Canada's new anti-terror legislation is the biggest threat to charter rights in the country's recent memory, says Saint John native Tom Henheffer, head of one of the groups behind a charter challenge against Bill C-51.

Bill C-51 a 'threat to charter rights' says Tom Henheffer of Canadian Journalists for Free Expression

Canada's new anti-terror legislation is the biggest threat to charter rights in the country's recent memory, says Saint John native Tom Henheffer, head of one of the groups behind a new Charter challenge against Bill C-51.

Henheffer's organization, Canadian Journalists for Free Expression (CJFE), and the Canadian Civil Liberties Association (CCLA) filed the application in Ontario's Superior Court on Tuesday.

"It's dangerous, it's overbroad … This is plain and simple bad legislation that violates the Charter rights of every Canadian in this country," he said.

The omnibus Bill C-51 gives the Canadian Security Intelligence Service more power to thwart suspected terrorist plots — not just gather information about them.
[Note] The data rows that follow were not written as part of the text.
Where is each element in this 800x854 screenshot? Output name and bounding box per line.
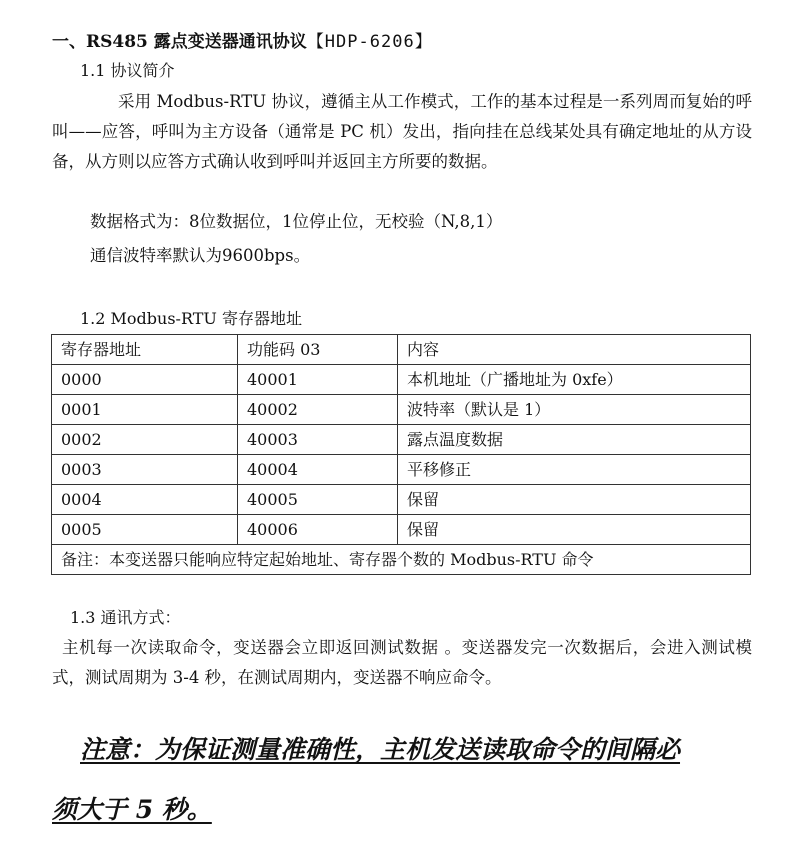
header-content: 内容 (398, 335, 751, 365)
cell-content: 保留 (398, 485, 751, 515)
header-register-address: 寄存器地址 (52, 335, 238, 365)
cell-content: 保留 (398, 515, 751, 545)
data-format-line: 数据格式为：8位数据位，1位停止位，无校验（N,8,1） (90, 207, 502, 237)
notice-line-1: 注意：为保证测量准确性，主机发送读取命令的间隔必 (80, 735, 680, 764)
table-row: 0000 40001 本机地址（广播地址为 0xfe） (52, 365, 751, 395)
table-row: 0004 40005 保留 (52, 485, 751, 515)
cell-code: 40001 (238, 365, 398, 395)
cell-address: 0003 (52, 455, 238, 485)
baud-rate-line: 通信波特率默认为9600bps。 (90, 241, 310, 271)
cell-content: 露点温度数据 (398, 425, 751, 455)
cell-address: 0005 (52, 515, 238, 545)
table-note: 备注：本变送器只能响应特定起始地址、寄存器个数的 Modbus-RTU 命令 (52, 545, 751, 575)
table-row: 0002 40003 露点温度数据 (52, 425, 751, 455)
cell-content: 本机地址（广播地址为 0xfe） (398, 365, 751, 395)
cell-address: 0000 (52, 365, 238, 395)
table-row: 0003 40004 平移修正 (52, 455, 751, 485)
cell-address: 0001 (52, 395, 238, 425)
important-notice: 注意：为保证测量准确性，主机发送读取命令的间隔必 须大于 5 秒。 (52, 720, 752, 840)
notice-line-2: 须大于 5 秒。 (52, 795, 212, 824)
cell-code: 40005 (238, 485, 398, 515)
table-header-row: 寄存器地址 功能码 03 内容 (52, 335, 751, 365)
table-row: 0005 40006 保留 (52, 515, 751, 545)
cell-address: 0004 (52, 485, 238, 515)
cell-code: 40004 (238, 455, 398, 485)
section-1-2-heading: 1.2 Modbus-RTU 寄存器地址 (80, 308, 302, 330)
cell-address: 0002 (52, 425, 238, 455)
header-function-code: 功能码 03 (238, 335, 398, 365)
title-text: 一、RS485 露点变送器通讯协议 (52, 32, 307, 52)
section-1-3-heading: 1.3 通讯方式： (70, 607, 181, 629)
cell-content: 波特率（默认是 1） (398, 395, 751, 425)
register-table: 寄存器地址 功能码 03 内容 0000 40001 本机地址（广播地址为 0x… (51, 334, 751, 575)
model-code: 【HDP-6206】 (307, 32, 433, 52)
cell-code: 40003 (238, 425, 398, 455)
protocol-intro-paragraph: 采用 Modbus-RTU 协议，遵循主从工作模式，工作的基本过程是一系列周而复… (52, 87, 752, 177)
cell-code: 40006 (238, 515, 398, 545)
table-note-row: 备注：本变送器只能响应特定起始地址、寄存器个数的 Modbus-RTU 命令 (52, 545, 751, 575)
cell-content: 平移修正 (398, 455, 751, 485)
communication-paragraph: 主机每一次读取命令，变送器会立即返回测试数据 。变送器发完一次数据后，会进入测试… (52, 633, 752, 693)
document-title: 一、RS485 露点变送器通讯协议【HDP-6206】 (52, 30, 433, 54)
section-1-1-heading: 1.1 协议简介 (80, 60, 175, 82)
cell-code: 40002 (238, 395, 398, 425)
table-row: 0001 40002 波特率（默认是 1） (52, 395, 751, 425)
It also increases the exchange of federal security information, broadens no-fly list powers and creates a new criminal offence of encouraging someone to carry out a terrorist attack.

The bill also makes it easier for the RCMP to obtain a peace bond to restrict the movements of suspects and extend the amount of time they can be kept in preventative detention.
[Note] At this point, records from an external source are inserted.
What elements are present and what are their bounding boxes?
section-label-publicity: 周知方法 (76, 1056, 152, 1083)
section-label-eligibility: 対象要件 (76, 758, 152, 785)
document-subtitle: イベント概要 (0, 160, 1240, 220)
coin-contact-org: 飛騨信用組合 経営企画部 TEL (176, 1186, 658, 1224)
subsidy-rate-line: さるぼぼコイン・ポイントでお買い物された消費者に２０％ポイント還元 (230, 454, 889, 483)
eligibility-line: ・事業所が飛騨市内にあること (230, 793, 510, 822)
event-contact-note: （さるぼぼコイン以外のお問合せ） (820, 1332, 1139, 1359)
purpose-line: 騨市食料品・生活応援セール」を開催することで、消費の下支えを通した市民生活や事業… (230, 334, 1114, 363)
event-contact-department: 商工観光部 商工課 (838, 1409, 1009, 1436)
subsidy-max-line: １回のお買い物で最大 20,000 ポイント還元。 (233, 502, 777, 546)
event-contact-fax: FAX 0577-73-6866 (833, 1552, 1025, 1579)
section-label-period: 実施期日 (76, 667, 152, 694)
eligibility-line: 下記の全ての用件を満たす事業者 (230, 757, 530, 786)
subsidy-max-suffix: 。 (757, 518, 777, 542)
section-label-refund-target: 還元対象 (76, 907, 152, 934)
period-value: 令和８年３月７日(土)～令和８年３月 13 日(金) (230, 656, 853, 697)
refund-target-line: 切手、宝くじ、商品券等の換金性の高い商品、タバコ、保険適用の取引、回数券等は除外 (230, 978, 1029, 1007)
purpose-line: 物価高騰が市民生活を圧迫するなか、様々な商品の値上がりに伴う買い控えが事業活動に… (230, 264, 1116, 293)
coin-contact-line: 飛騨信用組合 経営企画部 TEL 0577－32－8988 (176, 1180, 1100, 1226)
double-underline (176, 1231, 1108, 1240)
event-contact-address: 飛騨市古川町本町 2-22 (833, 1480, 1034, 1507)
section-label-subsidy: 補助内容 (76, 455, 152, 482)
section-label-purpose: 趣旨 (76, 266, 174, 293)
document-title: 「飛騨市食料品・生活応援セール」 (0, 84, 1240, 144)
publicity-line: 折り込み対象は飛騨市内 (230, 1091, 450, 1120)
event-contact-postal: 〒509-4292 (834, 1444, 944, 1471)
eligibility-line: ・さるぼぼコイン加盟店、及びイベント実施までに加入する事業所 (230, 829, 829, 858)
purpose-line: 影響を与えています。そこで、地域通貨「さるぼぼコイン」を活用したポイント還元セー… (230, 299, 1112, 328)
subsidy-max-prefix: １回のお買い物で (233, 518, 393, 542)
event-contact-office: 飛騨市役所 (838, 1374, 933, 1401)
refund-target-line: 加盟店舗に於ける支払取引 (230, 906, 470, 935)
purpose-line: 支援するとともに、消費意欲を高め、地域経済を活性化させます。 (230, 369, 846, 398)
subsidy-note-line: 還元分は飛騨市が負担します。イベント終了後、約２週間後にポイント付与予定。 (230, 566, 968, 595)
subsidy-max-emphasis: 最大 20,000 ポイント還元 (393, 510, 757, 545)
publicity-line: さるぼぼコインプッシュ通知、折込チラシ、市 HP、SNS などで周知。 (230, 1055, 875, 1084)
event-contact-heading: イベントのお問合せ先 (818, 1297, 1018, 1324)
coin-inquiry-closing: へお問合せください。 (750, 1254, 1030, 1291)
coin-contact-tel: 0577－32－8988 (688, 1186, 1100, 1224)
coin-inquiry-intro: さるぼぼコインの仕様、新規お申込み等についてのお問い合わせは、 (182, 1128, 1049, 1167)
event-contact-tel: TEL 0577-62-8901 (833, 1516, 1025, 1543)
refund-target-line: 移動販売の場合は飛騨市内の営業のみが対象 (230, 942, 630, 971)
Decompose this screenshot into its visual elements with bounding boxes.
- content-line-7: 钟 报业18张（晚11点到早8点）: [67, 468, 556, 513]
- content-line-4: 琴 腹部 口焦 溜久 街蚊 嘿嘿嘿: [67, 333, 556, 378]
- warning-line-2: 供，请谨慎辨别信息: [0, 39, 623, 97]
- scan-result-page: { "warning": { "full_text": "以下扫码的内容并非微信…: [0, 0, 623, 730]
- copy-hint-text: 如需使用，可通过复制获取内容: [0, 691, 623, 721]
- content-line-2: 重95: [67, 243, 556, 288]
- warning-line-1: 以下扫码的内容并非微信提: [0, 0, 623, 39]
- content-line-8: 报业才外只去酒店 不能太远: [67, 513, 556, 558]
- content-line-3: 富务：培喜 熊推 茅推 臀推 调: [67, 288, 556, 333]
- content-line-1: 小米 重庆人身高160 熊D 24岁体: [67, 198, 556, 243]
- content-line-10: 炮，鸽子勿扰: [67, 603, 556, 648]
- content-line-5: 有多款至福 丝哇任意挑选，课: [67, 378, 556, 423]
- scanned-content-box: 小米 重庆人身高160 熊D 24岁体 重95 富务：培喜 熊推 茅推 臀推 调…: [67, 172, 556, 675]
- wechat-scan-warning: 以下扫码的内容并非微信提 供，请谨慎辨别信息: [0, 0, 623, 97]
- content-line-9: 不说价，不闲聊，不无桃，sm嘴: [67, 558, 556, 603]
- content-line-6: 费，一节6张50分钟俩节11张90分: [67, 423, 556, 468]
"Under one of the clauses in [the Anti-Terrorism Act 2015] it's a crime to promote terrorism in general. That's a Charter violation in and of itself because it's so broad," said Henheffer. "Laws in Canada have to be specific.

"What it means, as a journalist, is it's a crime to publish videos or quotes from terrorists organizations. You could be quoting the Ottawa shooter, you could be posting video from ISIS, even decrying these things, and there's no public interest defence," he said.

A range of interests, including environmental groups and the federal privacy commissioner, have previously expressed grave concerns about the information-sharing provisions, saying they could open the door to abuses.

"There is no accountability. And when you have this kind of situation it's not a question of whether there will be abuse, it's a question of when and how much," Henheffer said.

There is no evidence to suggest broad digital surveillance has stopped imminent terrorist threats in the United States, he said.

"It's traditional methods, confidential informants, community engagement so you get tips — that's what stops terrorism. Not violating the rights of every Canadian."

The 21 page application contends various parts of the law violate sections of the Charter of Rights and Freedoms pertaining to legal rights, mobility rights and fundamental freedoms.

The Anti-terrorism Act, previously known as Bill C-51, became law in June, but generated controversy almost immediately after it was introduced in January.